When students celebrated exam successes, “Ma” – as Evelyn was called – looked out for the quiet one who had failed. Before the dread word “counselling” became ubiquitous, she listened and wiped away tears.

One customer boasted that he had studied for his repeat Leaving Certificate in Harto’s, and qualified in law at Harto’s, whereupon Alfie told him it was time he got a job and paid off the money he owed to Harto’s.

Though Hartigan’s features in At Swim Two Birds, Davy Byrne’s “moral pub” on Duke Street, on the other side of St Stephen’s Green, is better known, as it is mentioned in Ulysses.

However it was a Harto’s old boy, entrepreneur Denis O’Brien, who celebrated his 50th birthday by building a marquee replica of his favourite watering hole at Wanderers’ rugby ground, as the original was too small for 700 guests.

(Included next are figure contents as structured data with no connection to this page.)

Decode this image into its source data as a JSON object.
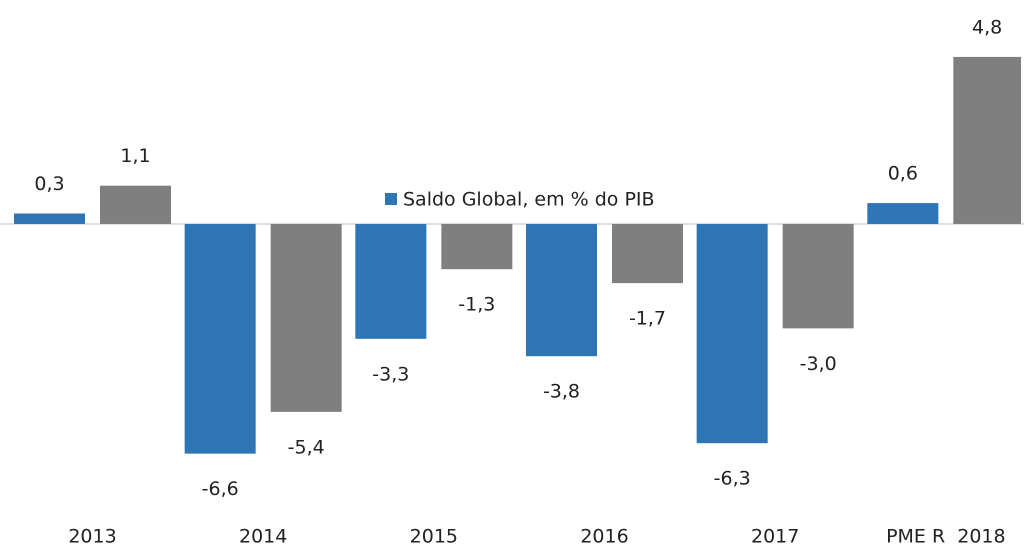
{
  "chart_data": {
    "type": "bar",
    "categories": [
      "2013",
      "2014",
      "2015",
      "2016",
      "2017",
      "PME R  2018"
    ],
    "series": [
      {
        "name": "Saldo Global, em % do PIB",
        "color": "#2e75b6",
        "values": [
          0.3,
          -6.6,
          -3.3,
          -3.8,
          -6.3,
          0.6
        ],
        "value_labels": [
          "0,3",
          "-6,6",
          "-3,3",
          "-3,8",
          "-6,3",
          "0,6"
        ]
      },
      {
        "color": "#7f7f7f",
        "values": [
          1.1,
          -5.4,
          -1.3,
          -1.7,
          -3.0,
          4.8
        ],
        "value_labels": [
          "1,1",
          "-5,4",
          "-1,3",
          "-1,7",
          "-3,0",
          "4,8"
        ]
      }
    ],
    "ylim": [
      -7.3,
      5.7
    ],
    "grid": false,
    "legend": "top"
  }
}
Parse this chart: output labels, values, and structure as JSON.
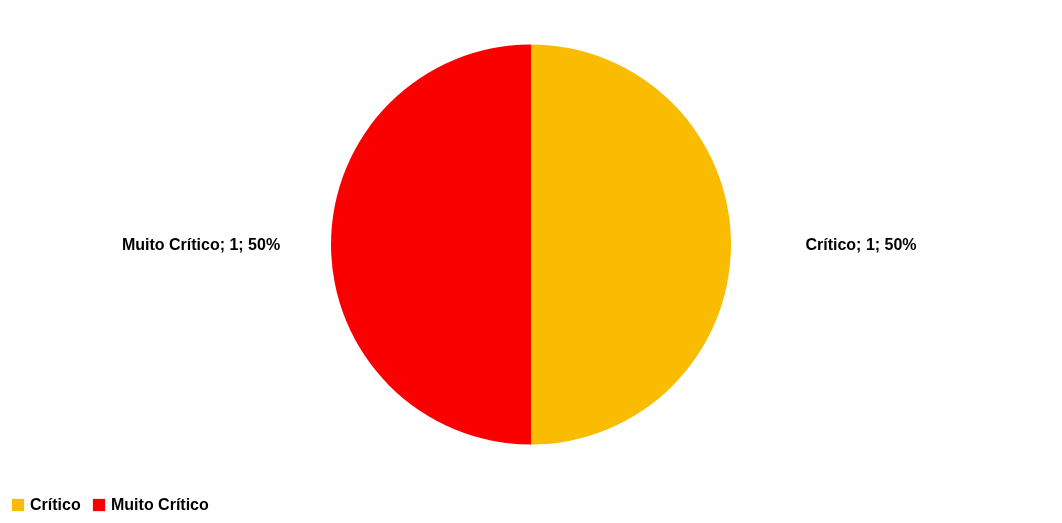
{
  "chart_data": {
    "type": "pie",
    "categories": [
      "Crítico",
      "Muito Crítico"
    ],
    "values": [
      1,
      1
    ],
    "colors": [
      "#f9bc00",
      "#fa0000"
    ],
    "value_labels": [
      "Crítico; 1; 50%",
      "Muito Crítico; 1; 50%"
    ],
    "legend": "bottom"
  }
}
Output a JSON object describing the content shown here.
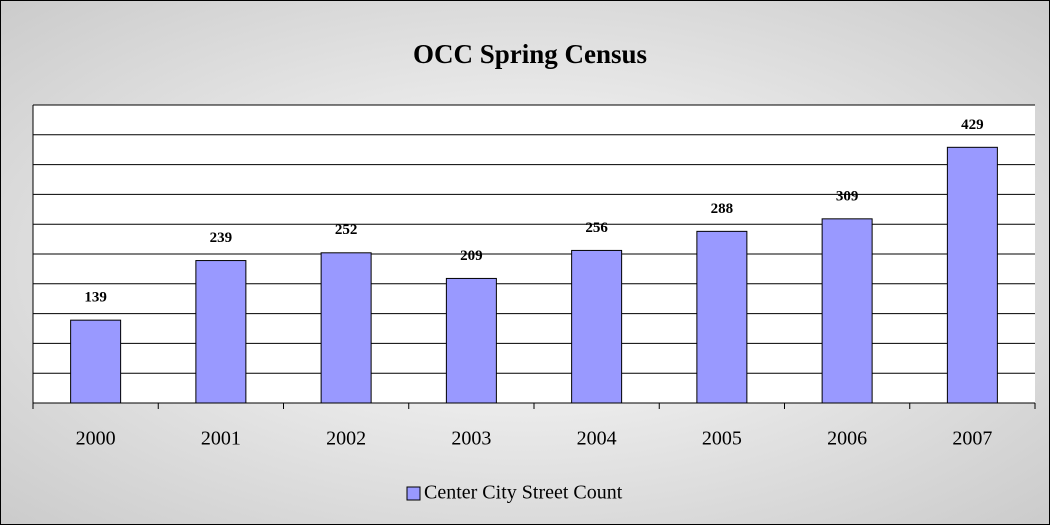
{
  "chart_data": {
    "type": "bar",
    "title": "OCC Spring Census",
    "categories": [
      "2000",
      "2001",
      "2002",
      "2003",
      "2004",
      "2005",
      "2006",
      "2007"
    ],
    "series": [
      {
        "name": "Center City Street Count",
        "color": "#9999ff",
        "values": [
          139,
          239,
          252,
          209,
          256,
          288,
          309,
          429
        ]
      }
    ],
    "ylim": [
      0,
      500
    ],
    "yticks": [
      0,
      50,
      100,
      150,
      200,
      250,
      300,
      350,
      400,
      450,
      500
    ],
    "grid": true,
    "legend": "bottom"
  }
}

The Mulligans were invited, but Alfie was not in on the secret. He demanded to know who owned this place and how long it had been there, before the penny dropped. By this time he had acquired the adjoining public house, best known as O’Dwyers of Leeson Street.

And it was in Harto’s in September 1995 that a little piece of history was made when O’Brien famously had a drink with minister for communications Michael Lowry but did not discuss the imminent award of a mobile phone licence, according to evidence given to the Moriarty tribunal.

Few pubs can boast a “past pupils’ union” but Harto’s has the “Sotrah (Harto’s backwards) club”, a devoted group of 1970s alumni whose most recent meeting was in Hartigan’s to mark Alfie’s 90th birthday, just two weeks before he died.

The fellowship of the pub is a special one. Some customers value being recognised and part of the in-crowd. Others – the “flotsam and gentlemen” of the drinking fraternity – slip quietly from public house to house, pausing for a glass and the sports pages, before going on through the shadows.

A man might frequent a bar during half a lifetime and his name remain unknown to the publican. If they met on the street, the publican would wait for the customer to greet him, as to take the initiative might break the confidentiality of their bond. Alfie had the measure of his customers, and respected them all.

All is changing, in a world where thunderous sports bars abound and seating is removed before big matches so more punters can be crammed in.

The improving world could learn much from Alfie Mulligan, publican extraordinaire. He is survived by his wife Evelyn, their seven children, and his twin Gerard. His son Thomas predeceased him.


Alphonsus (Alfie) Mulligan, publican, born February 19th, 1922, died March 30th, 2012.